In this paper we derived and analysed a deterministic SIR type model for infectious disease dynamics that takes behaviour modification of the population in to account. We have shown that our mathematical model can portray the way how the population reacts to an increase in prevalence in the course of an outbreak and how one can plan medical treatment to control disease epidemics. In the analysis, it is indicated that behaviour modification by society plays an important role in controlling an epidemic, even when some pharmaceutical treatments are being given to the infected ones. The optimal control theory is used to explain dominance of the behavioural change interventions as compared to treatments. The optimality system also proposes the cost effective way of controlling a disease when behaviour modification and treatment are being implemented on the population level at the same time.

In planning to combat disease epidemics that have no curing medicines, it is important to get the best combination of behaviour change efforts for those who are susceptible and treatments for the infected once. In practice the investment on producing various alternatives of self-protective measures is not that high. However, our simulation shows that it is more effective and cheaper to make more emphasis on such control mechanisms.

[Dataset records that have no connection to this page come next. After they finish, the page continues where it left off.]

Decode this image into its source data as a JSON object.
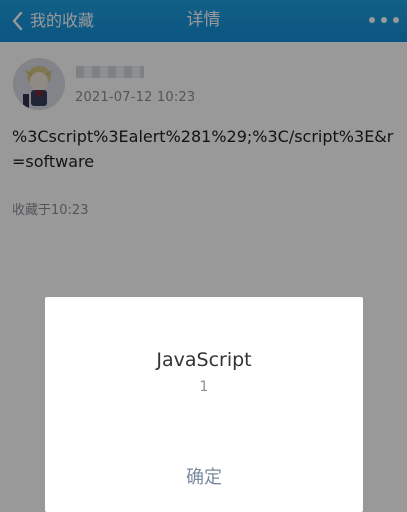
{
  "nav": {
    "back_label": "我的收藏",
    "title": "详情",
    "back_icon": "chevron-left-icon",
    "more_icon": "more-dots-icon"
  },
  "post": {
    "timestamp": "2021-07-12 10:23",
    "text": "%3Cscript%3Ealert%281%29;%3C/script%3E&r=software",
    "favorited_label": "收藏于10:23"
  },
  "dialog": {
    "title": "JavaScript",
    "message": "1",
    "ok_label": "确定"
  },
  "colors": {
    "nav_blue": "#1a97de",
    "overlay": "rgba(0,0,0,0.40)"
  }
}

If the model parameters are estimated well to fit field data the model can predict well the optimal combination of efforts in controlling diseases in human population.

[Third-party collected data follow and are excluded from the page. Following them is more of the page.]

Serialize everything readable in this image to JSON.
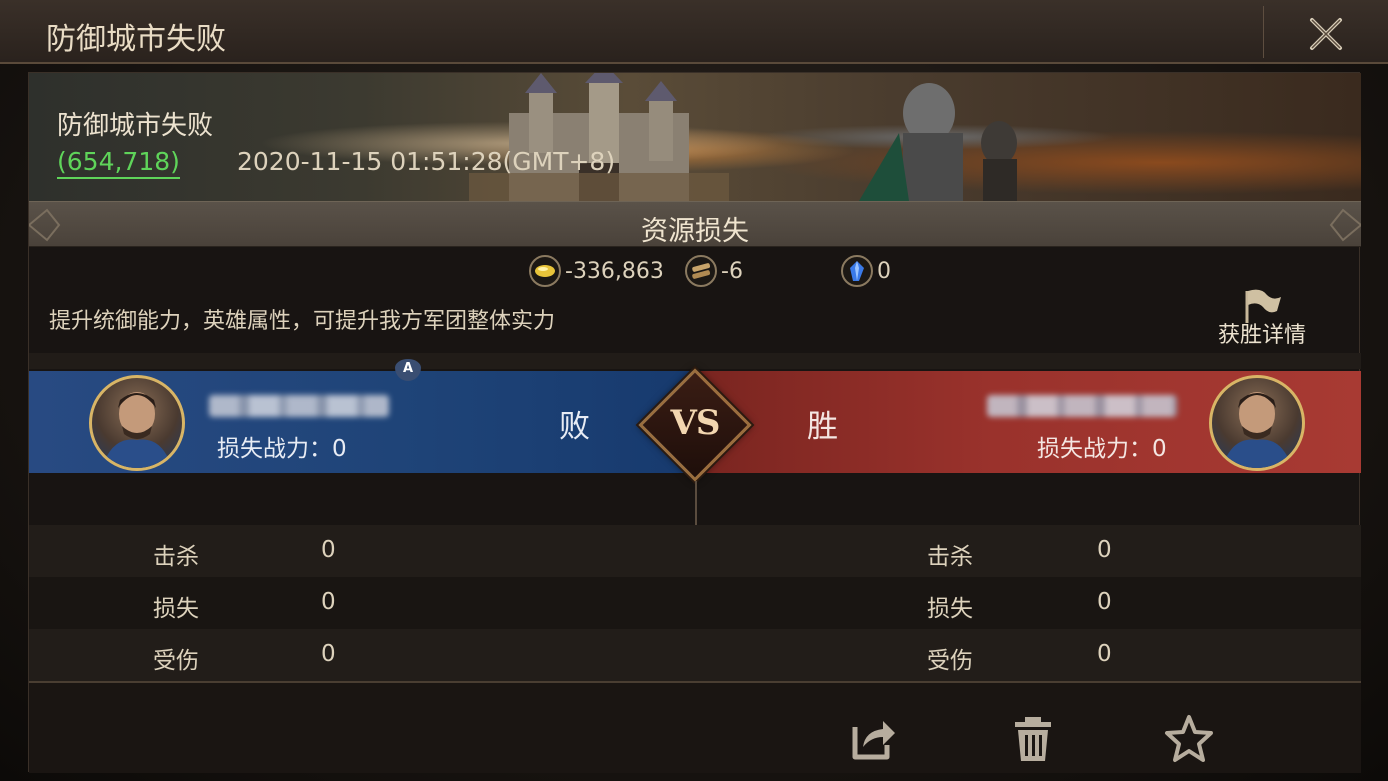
{
  "window": {
    "title": "防御城市失败"
  },
  "banner": {
    "title": "防御城市失败",
    "power": "(654,718)",
    "timestamp": "2020-11-15 01:51:28(GMT+8)"
  },
  "resources": {
    "header": "资源损失",
    "items": [
      {
        "icon": "gold-icon",
        "value": "-336,863"
      },
      {
        "icon": "wood-icon",
        "value": "-6"
      },
      {
        "icon": "crystal-icon",
        "value": "0"
      }
    ]
  },
  "tip": "提升统御能力，英雄属性，可提升我方军团整体实力",
  "victory_details": {
    "label": "获胜详情"
  },
  "battle": {
    "marker": "A",
    "vs": "VS",
    "left": {
      "result": "败",
      "loss_power": "损失战力：0",
      "color": "#1f4478"
    },
    "right": {
      "result": "胜",
      "loss_power": "损失战力：0",
      "color": "#9a322c"
    }
  },
  "stats": {
    "left": [
      {
        "label": "击杀",
        "value": "0"
      },
      {
        "label": "损失",
        "value": "0"
      },
      {
        "label": "受伤",
        "value": "0"
      }
    ],
    "right": [
      {
        "label": "击杀",
        "value": "0"
      },
      {
        "label": "损失",
        "value": "0"
      },
      {
        "label": "受伤",
        "value": "0"
      }
    ]
  },
  "footer": {
    "buttons": [
      "share-icon",
      "trash-icon",
      "star-icon"
    ]
  },
  "colors": {
    "accent_green": "#5fd45a",
    "gold_border": "#d8b566"
  }
}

In particular, the dynamics of diseases like HIV can be well presented using this model. Behaviour change efforts, with higher emphasis given to producing alternative self-protective mechanisms, can result in dramatically reducing the prevalence level of the disease. Recently, it has been shown mathematically by Granich et al. (2009) that the prevalence of HIV can be reduced to less than 1  % within 50  years if universal access to ART is implemented. However, our model shows that if it is supplemented by an effective behaviour modification strategy, a 90  % coverage for the first 3 to 5 years and around 50  % coverage for the remaining times of treatment would attain the same result nearly within 18 years.

In using this model for particular disease type in practical applications, one need to take into account the time lag between the determination of the actual value the prevalence of the disease and the reaction of the population. But if the planning time is long enough (which could be counted in years) the prevalence level could be known within a relatively shorter period of time and people could get information about it soon. Hence, the model can be used without additional modification to plan disease control mechanisms.

The model in this paper assumes that people once convinced to change their behaviour, remain in their status forever. But in practice when the disease is endemic for longer time in the population, some individuals may become negligent and go back to practicing risky behaviour. This aspect is not well addressed here. As an extension to theis work one can investigate the impact on the dynamics of a disease of such kind of backward flow as well as the effect of the time lag in calculating the prevalence of the disease.